Bush and Secretary of State Condoleezza Rice also pressed Arab countries to do more to reach out to Israel and help achieve a Mideast peace agreement before the president's term runs out next January. Avoiding specific orders to Arab allies, Rice said the delicate question of diplomatic relations with Israel, the Arab world's historical enemy, was "another matter and undoubtedly down the road."
Saudi Arabia's foreign minister wondered what more could be expected of them than they are already doing. But Bush, nearing the end of an eight-day Mideast trip, expressed confidence that Arab countries would support both sides in an Israeli-Palestinian accord -- backing Washington sees as crucial to striking and sustaining any agreement. "They want to see a deal done," Bush said. "And they want progress because the issue frustrates them."
As economic anxiety grows in the U.S. and dominates the presidential campaign, Bush is under increasing pressure. After a stop in Egypt today, Bush returns home to weigh whether to join Democrats and Republicans in offering some sort of short-term economic stimulus package.
He promised to tell Saudi King Abdullah that American families are being hurt by oil prices that have topped $100 a barrel, more than three times what they were when he took office.
"These are times of economic uncertainty but I have confidence in the future -- immediate future," Bush said when asked if the U.S. was sliding toward a recession, as some economists fear.

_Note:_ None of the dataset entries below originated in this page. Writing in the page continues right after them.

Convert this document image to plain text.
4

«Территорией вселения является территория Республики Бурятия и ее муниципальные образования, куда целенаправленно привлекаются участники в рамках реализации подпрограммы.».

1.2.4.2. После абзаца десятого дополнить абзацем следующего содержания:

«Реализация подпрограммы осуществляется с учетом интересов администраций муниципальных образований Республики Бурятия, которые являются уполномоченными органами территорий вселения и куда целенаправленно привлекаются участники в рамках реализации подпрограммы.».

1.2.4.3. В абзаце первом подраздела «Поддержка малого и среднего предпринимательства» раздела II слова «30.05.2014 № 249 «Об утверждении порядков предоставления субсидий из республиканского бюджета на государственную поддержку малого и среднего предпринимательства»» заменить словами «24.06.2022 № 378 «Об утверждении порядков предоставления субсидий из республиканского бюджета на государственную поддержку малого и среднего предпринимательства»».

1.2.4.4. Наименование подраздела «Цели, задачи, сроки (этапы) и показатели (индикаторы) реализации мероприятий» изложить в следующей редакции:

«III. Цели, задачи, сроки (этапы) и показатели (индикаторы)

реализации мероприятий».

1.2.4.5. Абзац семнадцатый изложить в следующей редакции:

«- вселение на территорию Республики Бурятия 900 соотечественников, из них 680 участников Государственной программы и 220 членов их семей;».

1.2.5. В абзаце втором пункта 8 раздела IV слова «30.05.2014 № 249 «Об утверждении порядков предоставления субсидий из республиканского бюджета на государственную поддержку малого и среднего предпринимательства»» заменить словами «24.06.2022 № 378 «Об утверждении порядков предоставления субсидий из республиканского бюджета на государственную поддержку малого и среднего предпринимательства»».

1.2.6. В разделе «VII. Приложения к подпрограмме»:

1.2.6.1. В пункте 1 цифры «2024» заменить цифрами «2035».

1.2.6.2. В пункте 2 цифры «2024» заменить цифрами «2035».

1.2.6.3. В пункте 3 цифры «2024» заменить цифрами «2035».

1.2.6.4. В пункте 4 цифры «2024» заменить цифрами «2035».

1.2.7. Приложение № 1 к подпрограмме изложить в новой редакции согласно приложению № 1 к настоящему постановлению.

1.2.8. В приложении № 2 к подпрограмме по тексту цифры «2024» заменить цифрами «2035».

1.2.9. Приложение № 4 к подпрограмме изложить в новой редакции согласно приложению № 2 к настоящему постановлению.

In public, the same Bush whose early career was in the Texas oil fields and who said during his 2000 presidential campaign that the president must "jawbone" oil-producing nations to drop rates had been silent about the issue on this eight-day trip until Tuesday.
He raised the subject here, in the country with the world's largest supply of oil, during a morning meeting with Saudi business leaders, saying oil prices were high and "tough on our economy." He spoke more directly, but still gently, in an afternoon meeting with reporters who were unexpectedly summoned to the guest palace where he stayed one of his two nights.
"I hope that OPEC, if possible, understands that if they could put more supply on the market it would be helpful," he said.
Bush conceded that, in reality, increasing output would be difficult. The demand for oil, particularly from China and India, is stretching available supplies, he said. And "a lot of these oil-producing countries are full out" in terms of what they can produce, he said.
Besides, any increase may not have a big effect on prices, as many economists say the key factor driving them is increased demand, not supply.
In a chilly response to Bush, Saudi Arabia's oil minister, Ali Naimi, told reporters the kingdom would raise production levels only when the market justifies it and that today's inventory seems normal.
The Organization of Petroleum Exporting Countries, which accounts for about 40 percent of the world's needs, next meets Feb. 1 in Vienna, Austria, to consider increasing output.